Monday, March 26, 2012

Offspring-Scott Appleton

Offspring is the second book in The Sword of the Dragon series.  You can view my review of the first book, Swords of the Six,

"With Ilfedo's beloved wife buried, the Hemmed Land is destined to change, as is he.

The sea serpents have again invaded the land, and Ilfedo must discover the power behind the sword of the dragon, even as he accepts his people's call to become their Lord Warrior.  His daughter grows into a beautiful young woman whose wisdom and love endears her to the people, and sets her on a journey to find a race of unique and powerful creatures.

But far to the north an evil long ago stirred, and Letrias's workings soon threaten everything Ilfedo holds dear."
From back cover

Scott Appleton has improved in his craft.  Whereas Swords of the Six left me with a bad impression on the technicalities of some of his writing-much simply seeming unpolished-Offspring shows remarkable improvement.  While there is still room for improvement, it is leaps and bounds above his last entry.

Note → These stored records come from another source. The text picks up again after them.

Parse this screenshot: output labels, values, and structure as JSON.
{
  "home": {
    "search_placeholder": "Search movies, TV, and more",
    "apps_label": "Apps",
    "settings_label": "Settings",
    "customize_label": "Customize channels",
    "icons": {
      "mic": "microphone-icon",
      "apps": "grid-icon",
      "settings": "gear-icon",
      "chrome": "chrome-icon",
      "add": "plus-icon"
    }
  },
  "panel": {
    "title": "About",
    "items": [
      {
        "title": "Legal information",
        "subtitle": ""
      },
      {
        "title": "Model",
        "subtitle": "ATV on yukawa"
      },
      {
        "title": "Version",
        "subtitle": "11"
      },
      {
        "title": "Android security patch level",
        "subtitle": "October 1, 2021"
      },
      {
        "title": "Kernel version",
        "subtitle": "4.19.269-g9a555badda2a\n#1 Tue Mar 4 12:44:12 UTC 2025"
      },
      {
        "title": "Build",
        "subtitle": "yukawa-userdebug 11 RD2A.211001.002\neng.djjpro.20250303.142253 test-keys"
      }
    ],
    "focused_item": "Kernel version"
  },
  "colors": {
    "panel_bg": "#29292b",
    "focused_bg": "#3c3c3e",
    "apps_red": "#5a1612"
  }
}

Offspring maintains a spot-on P.O.V., some of the best descriptive voice I've seen-or, read-and and characterization is fantastic, if leaving something to be desired with some characters.
It wasn't my biggest qualm with the book, but rather one that can be easily solved.  That is italics.  I brought the same issue up in my review of Swords of the Six.  The author uses them as a crutch.  If he needs to get emphasis across he simply uses italics, whereas that should not be the case.  It takes you out of the book, entirely.  He uses them in dialogue, as well as narration and description, and I really feel that emphasis could be given in another way-through exposition.
The storyworld in The Sword of the Dragon seems confusing at times.  Appleton hints at a deep history, which at certain points is wondrous, but at others it's too vague of a hinting.  This may just be me, but it seemed like the hints he gives to the backstory of something are just a little vague and un-clarified.  Some things also seem to contradict the history and actions presented in the first book, but that may be me misunderstanding it.
I love the characterization of Oganna, Ilfedo's daughter.  She is characterized to perfection, and being that she is the protagonist of the book, it works to great favor of the book.  Ilfedo is very well characterized, as well.  However, there are only a couple of the five Warrioresses that are given any kind of characterization in addition to several supporting characters whose importance is played up, but then not really given any screen time, per se.  Overall, great characterization with the one's Appleton worked towards characterizing, but the one's he left out didn't receive much of any characterization which left something to be desired with the characters.
Besides these problems, the book stands out as a great example of a series that plays up to the strengths that  the genre of Epic Fantasy has to offer and I thoroughly enjoyed it.  I cannot wait for The Key of the Living Fire which releases April 11th.